The IRS is thinking big about its $80 billion. But how? TPC’s Janet Holtzblatt reviews the IRS plan to invest the ten-year $80 billion boost to its budget provided under the Inflation Reduction Act. And today at noon, TPC hosts the Don Lubick Symposium exploring how that plan might be executed. The hybrid event on the IRS’s plan features Treasury Deputy Secretary Wally Adeyemo, former IRS Commissioner Charles Rossotti, and a host of other tax experts.

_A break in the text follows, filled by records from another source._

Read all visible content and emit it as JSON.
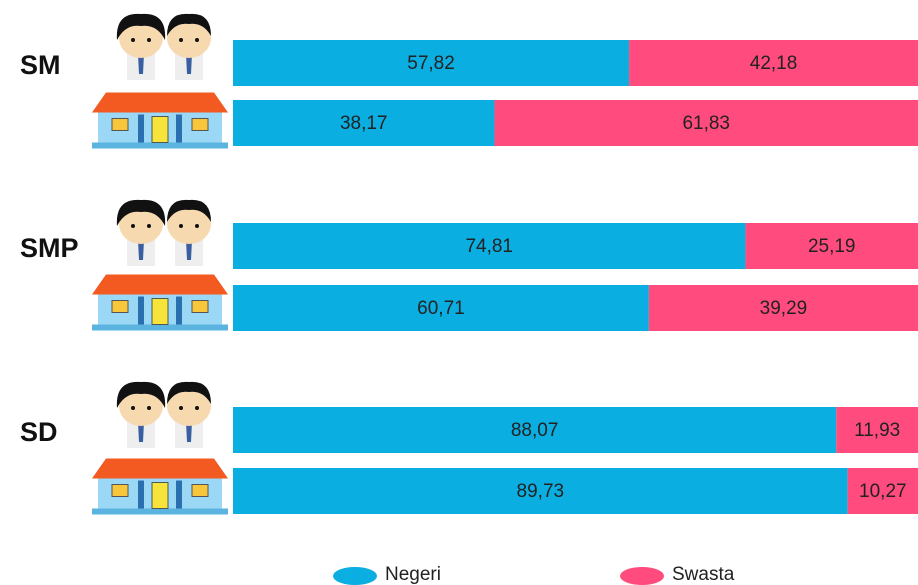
{
  "chart_data": {
    "type": "stacked-barh",
    "categories": [
      "SM",
      null,
      "SMP",
      null,
      "SD",
      null
    ],
    "series": [
      {
        "name": "Negeri",
        "color": "#0aaee0",
        "values": [
          57.82,
          38.17,
          74.81,
          60.71,
          88.07,
          89.73
        ],
        "value_labels": [
          "57,82",
          "38,17",
          "74,81",
          "60,71",
          "88,07",
          "89,73"
        ]
      },
      {
        "name": "Swasta",
        "color": "#ff4b7d",
        "values": [
          42.18,
          61.83,
          25.19,
          39.29,
          11.93,
          10.27
        ],
        "value_labels": [
          "42,18",
          "61,83",
          "25,19",
          "39,29",
          "11,93",
          "10,27"
        ]
      }
    ],
    "xlim": [
      0,
      100
    ],
    "legend": "bottom"
  }
}
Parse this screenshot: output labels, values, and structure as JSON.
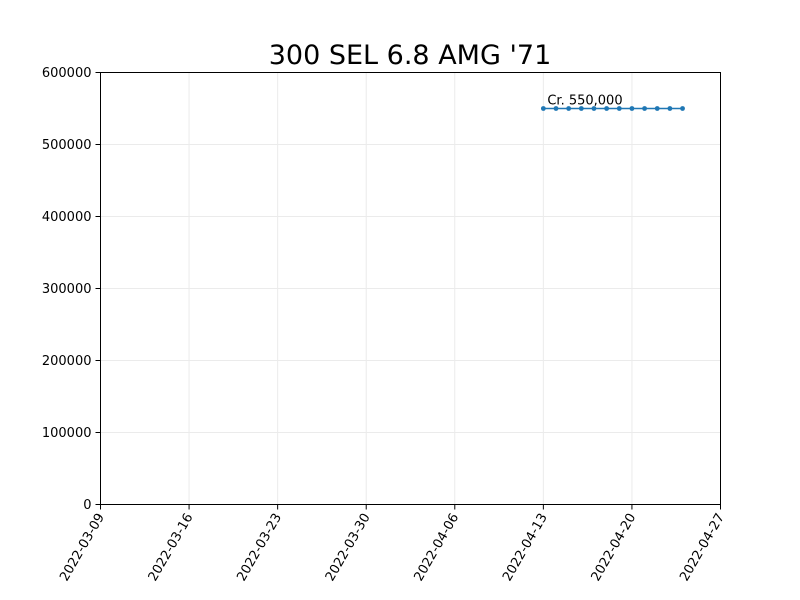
{
  "chart_data": {
    "type": "line",
    "title": "300 SEL 6.8 AMG '71",
    "xlabel": "",
    "ylabel": "",
    "x_type": "date",
    "xlim": [
      "2022-03-09",
      "2022-04-27"
    ],
    "ylim": [
      0,
      600000
    ],
    "x_ticks": [
      "2022-03-09",
      "2022-03-16",
      "2022-03-23",
      "2022-03-30",
      "2022-04-06",
      "2022-04-13",
      "2022-04-20",
      "2022-04-27"
    ],
    "y_ticks": [
      0,
      100000,
      200000,
      300000,
      400000,
      500000,
      600000
    ],
    "grid": true,
    "series": [
      {
        "color": "#1f77b4",
        "marker": "circle",
        "x": [
          "2022-04-13",
          "2022-04-14",
          "2022-04-15",
          "2022-04-16",
          "2022-04-17",
          "2022-04-18",
          "2022-04-19",
          "2022-04-20",
          "2022-04-21",
          "2022-04-22",
          "2022-04-23",
          "2022-04-24"
        ],
        "y": [
          550000,
          550000,
          550000,
          550000,
          550000,
          550000,
          550000,
          550000,
          550000,
          550000,
          550000,
          550000
        ]
      }
    ],
    "annotations": [
      {
        "text": "Cr. 550,000",
        "x": "2022-04-13",
        "y": 550000
      }
    ]
  }
}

It's still unclear how the IRS will increase audits while sticking to President Biden's $400,000 tax pledge. In The Wall Street Journal, columnist Josh Zumbrun explores how upper-income households could use that threshold to evade taxes. "People might think it’s very clear who is and who isn’t high net worth," said Natasha Sarin, a law professor at Yale University and former Treasury official who will be speaking at TPC's Monday event. “The whole point of tax evasion is people with high net worth are doing a lot of maneuvering and accounting tricks to look like they’re not.”
House Republicans’ Main Street Caucus shares its debt ceiling priorities. The 70-member group provided Speaker Kevin McCarthy a list of proposals, including a clawback of billions of dollars in coronavirus funding, resuming federal student loan repayments, and returning non-defense discretionary spending to 2022 levels. The Main Street Caucus also wants to limit the growth of non-defense discretionary spending at 1.5 percent annually and boost work requirements for the Supplemental Nutrition Assistance Program. It also wants a bipartisan panel to propose solutions that increase the sustainability of Medicare and Social Security.
Texas House advances a $12 billion property tax relief plan. The bill would allocate $12 billion to Texas school districts to help reduce their property taxes. It includes a controversial provision that would lower the appraisal cap from 10 percent to 5 percent, limiting how much a home’s taxable value can climb each year.
Massachusetts House approves $654 million tax relief package. The plan raises the state’s estate tax threshold from $1 million to $2 million. It would result in $1.1 billion in savings for taxpayers in the 2026 fiscal year. The bill also changes a 1986 law that limits state tax revenue growth and returns any excess to taxpayers. Currently, taxpayers receive a credit based on personal income tax liability on a proportional basis; the bill would make the credit equal for each taxpayer.